Cette mise en cause marque une nouvelle étape dans la vaste affaire politico-judiciaire qui secoue la Principauté depuis la publication du site « Dossiers du Rocher » en 2021. Elle survient après deux jours de garde à vue, à l’issue desquels le parquet avait requis son placement en détention préventive, évoquant des « faits d’une particulière gravité ». Les juges ont finalement décidé d’un contrôle judiciaire strict, avec interdiction pour Didier Linotte de quitter Monaco.
Premier mis en examen de haut rang dans le dossier du Rocher
Âgé de 77 ans, ce juriste français est le premier haut responsable directement visé par la justice dans cette affaire. Il figurait parmi les quatre anciens proches du prince Albert II mis en cause par un mystérieux lanceur d’alerte dans les fameux « Dossiers du Rocher ». Aux côtés de Didier Linotte étaient cités Thierry Lacoste, avocat personnel et ami d’enfance du souverain, Claude Palmero, comptable du Palais, et Laurent Anselmi, ancien chef de cabinet.
Initialement soutenus par le prince, ces quatre hommes ont été progressivement écartés du pouvoir en 2023. Tous réfutent les accusations de collusion et dénoncent en retour une opération de déstabilisation orchestrée par le promoteur Patrice Pastor, héritier d’un empire immobilier largement supérieur à la fortune de la famille princière.

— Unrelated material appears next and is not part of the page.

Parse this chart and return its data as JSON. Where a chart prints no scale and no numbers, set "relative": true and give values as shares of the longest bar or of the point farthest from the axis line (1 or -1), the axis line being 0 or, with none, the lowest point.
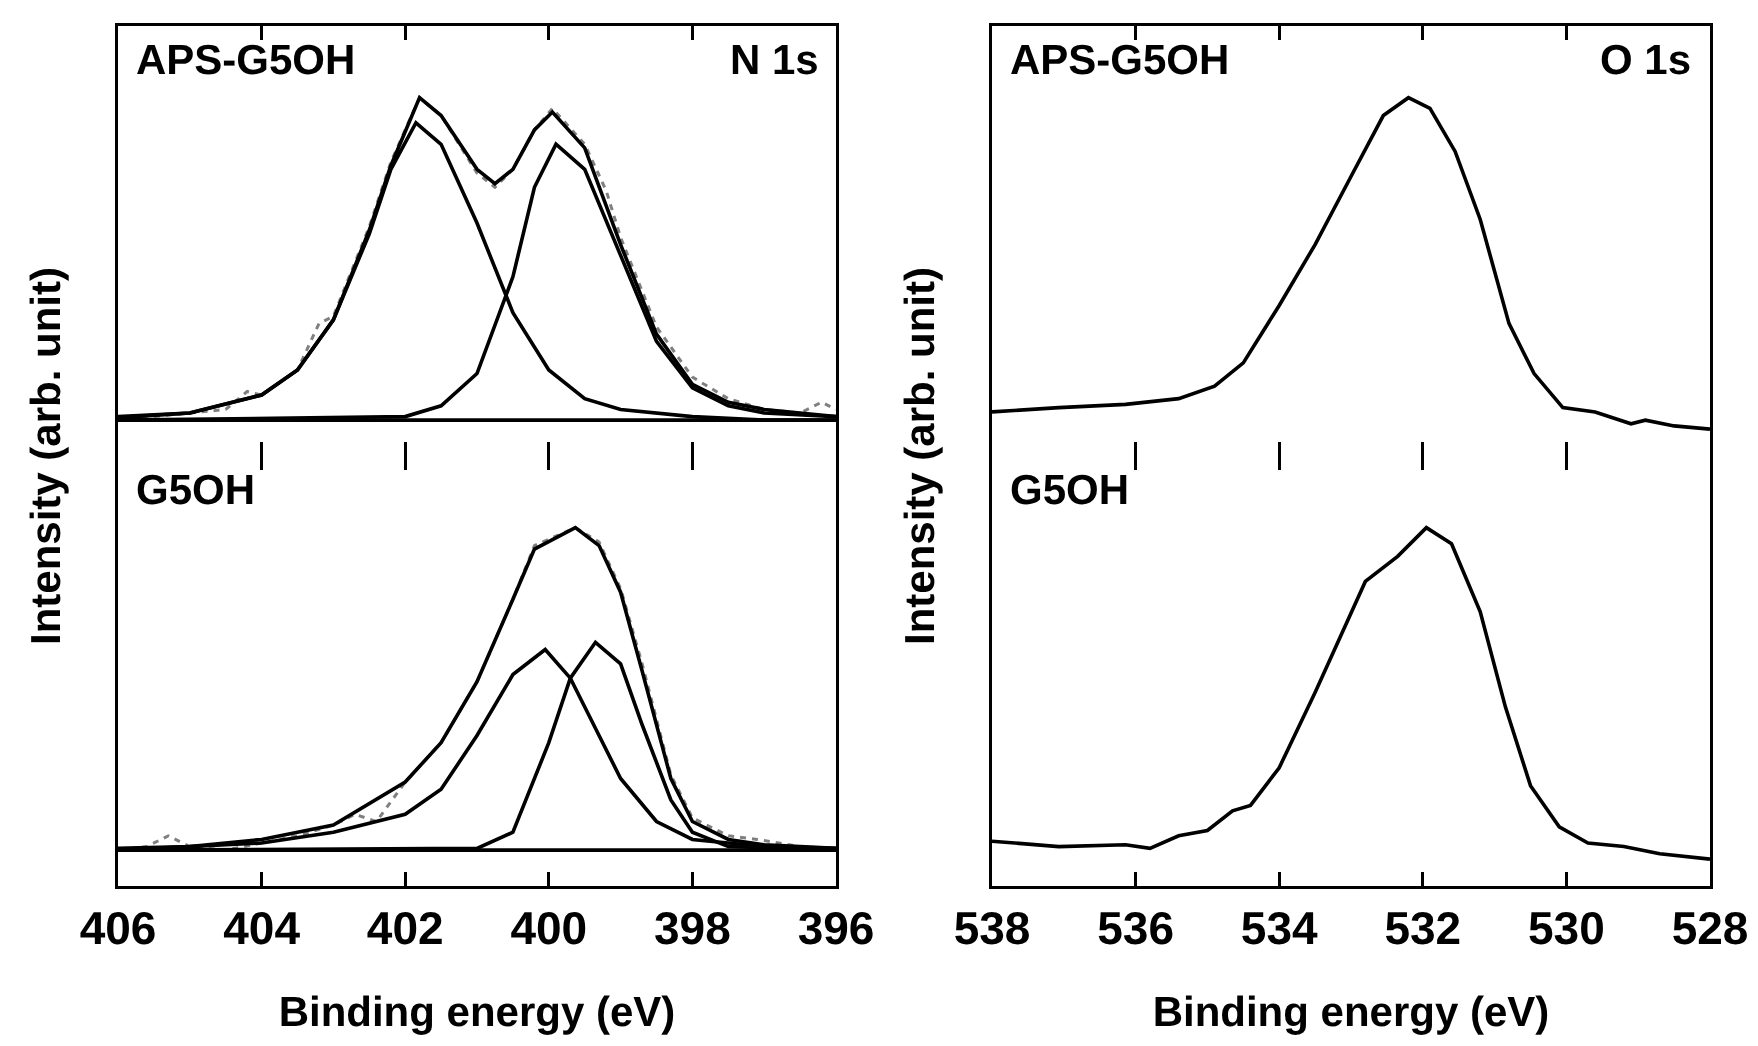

Selon eux, c’est sa volonté d’écarter toute opposition à son influence qui aurait motivé les révélations du « corbeau ».
Des liens controversés avec le monde immobilier
La justice examine désormais les éventuelles relations entre les quatre anciens conseillers et plusieurs groupes immobiliers concurrents de Pastor, notamment Caroli, Marzocco ou encore Vinci. Dans une Principauté où la rareté du foncier rend le marché immobilier parmi les plus chers du monde, les convoitises sont nombreuses.

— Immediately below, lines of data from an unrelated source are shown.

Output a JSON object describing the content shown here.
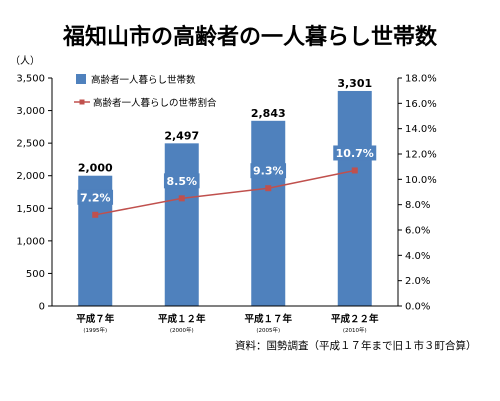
{
  "title": "福知山市の高齢者の一人暮らし世帯数",
  "source_note": "資料：国勢調査（平成１７年まで旧１市３町合算）",
  "colors": {
    "bar": "#4f81bd",
    "line": "#c0504d",
    "line_label_bg": "#4f81bd"
  },
  "chart_data": {
    "type": "bar",
    "categories": [
      "平成７年",
      "平成１２年",
      "平成１７年",
      "平成２２年"
    ],
    "category_sublabels": [
      "(1995年)",
      "(2000年)",
      "(2005年)",
      "(2010年)"
    ],
    "series": [
      {
        "name": "高齢者一人暮らし世帯数",
        "type": "bar",
        "axis": "left",
        "values": [
          2000,
          2497,
          2843,
          3301
        ],
        "labels": [
          "2,000",
          "2,497",
          "2,843",
          "3,301"
        ]
      },
      {
        "name": "高齢者一人暮らしの世帯割合",
        "type": "line",
        "axis": "right",
        "values": [
          7.2,
          8.5,
          9.3,
          10.7
        ],
        "labels": [
          "7.2%",
          "8.5%",
          "9.3%",
          "10.7%"
        ]
      }
    ],
    "y_left": {
      "unit": "（人）",
      "range": [
        0,
        3500
      ],
      "ticks": [
        "0",
        "500",
        "1,000",
        "1,500",
        "2,000",
        "2,500",
        "3,000",
        "3,500"
      ]
    },
    "y_right": {
      "range": [
        0,
        18
      ],
      "ticks": [
        "0.0%",
        "2.0%",
        "4.0%",
        "6.0%",
        "8.0%",
        "10.0%",
        "12.0%",
        "14.0%",
        "16.0%",
        "18.0%"
      ]
    },
    "grid": false,
    "legend_position": "top-left"
  }
}
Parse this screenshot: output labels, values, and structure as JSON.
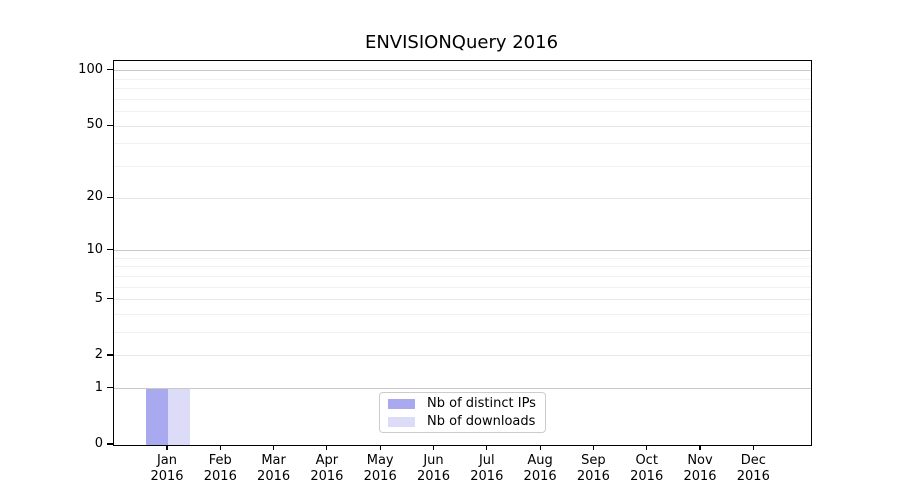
{
  "title": "ENVISIONQuery 2016",
  "colors": {
    "distinct_ips": "#a9a9f0",
    "downloads": "#dcdcf8",
    "grid_strong": "#c9c9c9",
    "grid_light": "#e7e7e7",
    "grid_minor": "#f1f1f1",
    "axis_frame": "#000000",
    "legend_border": "#cccccc"
  },
  "legend": {
    "items": [
      {
        "label": "Nb of distinct IPs"
      },
      {
        "label": "Nb of downloads"
      }
    ]
  },
  "chart_data": {
    "type": "bar",
    "title": "ENVISIONQuery 2016",
    "categories": [
      "Jan 2016",
      "Feb 2016",
      "Mar 2016",
      "Apr 2016",
      "May 2016",
      "Jun 2016",
      "Jul 2016",
      "Aug 2016",
      "Sep 2016",
      "Oct 2016",
      "Nov 2016",
      "Dec 2016"
    ],
    "series": [
      {
        "name": "Nb of distinct IPs",
        "color": "#a9a9f0",
        "values": [
          1,
          0,
          0,
          0,
          0,
          0,
          0,
          0,
          0,
          0,
          0,
          0
        ]
      },
      {
        "name": "Nb of downloads",
        "color": "#dcdcf8",
        "values": [
          1,
          0,
          0,
          0,
          0,
          0,
          0,
          0,
          0,
          0,
          0,
          0
        ]
      }
    ],
    "xlabel": "",
    "ylabel": "",
    "yscale": "log1p",
    "ylim": [
      0,
      113
    ],
    "y_tick_labels": [
      0,
      1,
      2,
      5,
      10,
      20,
      50,
      100
    ],
    "y_grid_strong": [
      1,
      10,
      100
    ],
    "y_grid_light": [
      2,
      5,
      20,
      50
    ],
    "y_grid_minor": [
      3,
      4,
      6,
      7,
      8,
      9,
      30,
      40,
      60,
      70,
      80,
      90
    ],
    "grid": true,
    "legend_position": "lower center"
  }
}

Dans le cas de Didier Linotte, l’un des points d’interrogation concerne une décision rendue par le tribunal suprême en 2020. Cette instance avait condamné l’État monégasque à verser 136 millions d’euros, hors intérêts, à la société Caroli, pour l’abandon du projet immobilier baptisé « Esplanade des pêcheurs ».
L’avocat de Linotte parle d’accusations infondées
Son avocat, Me Pascal-Pierre Garbarini, rejette toute idée d’influence extérieure sur cette décision, qualifiant cette hypothèse de « fable ». Il rappelle que l’arrêt avait été voté « par cinq des sept membres du tribunal suprême », en formation collégiale, et non par Linotte seul.
L’ancien président de la haute juridiction est aussi suspecté d’avoir poursuivi une activité de conseil, notamment pour Vinci, après sa nomination à la tête du tribunal. Selon son avocat, cette situation était alors compatible avec son statut, et Didier Linotte y aurait mis fin dès 2017 à la demande du prince, dans le cadre des efforts de transparence alors engagés.
Onze années à la tête de la plus haute juridiction
Avocat et professeur de droit, Didier Linotte a présidé pendant onze ans le tribunal suprême, jusqu’à ce que le prince mette fin à ses fonctions en 2023. Son avocat a d’ores et déjà annoncé son intention de contester l’inculpation devant la chambre d’accusation, affirmant vouloir démontrer « que ces accusations sont artificielles ».
Depuis le déclenchement de cette affaire, plusieurs enquêtes ont été ouvertes. Elles ont donné lieu à des auditions, perquisitions, gardes à vue et demandes d’entraide judiciaire internationale. Jusqu’à présent, seuls deux collaborateurs secondaires avaient été mis en examen, notamment dans l’enquête parisienne sur le piratage des mails du cabinet de Me Lacoste, à l’origine d’une partie des révélations des « Dossiers du Rocher ».
Une ancienne garde rapprochée en révolte face au silence du Palais
Alors que le prince Albert II maintient un discours serein malgré ce climat délétère, ses anciens collaborateurs haussent le ton. Claude Palmero, par exemple, accuse la justice monégasque d’être instrumentalisée et a déposé plusieurs recours devant la Cour européenne des droits de l’homme (CEDH).
Deux de ses requêtes ont été rejetées ces dernières semaines. Mais la CEDH doit encore se prononcer sur un dossier crucial, portant sur l’impossibilité de contester en justice une décision du prince, en raison de son immunité absolue. Une question centrale pour l’État de droit à Monaco.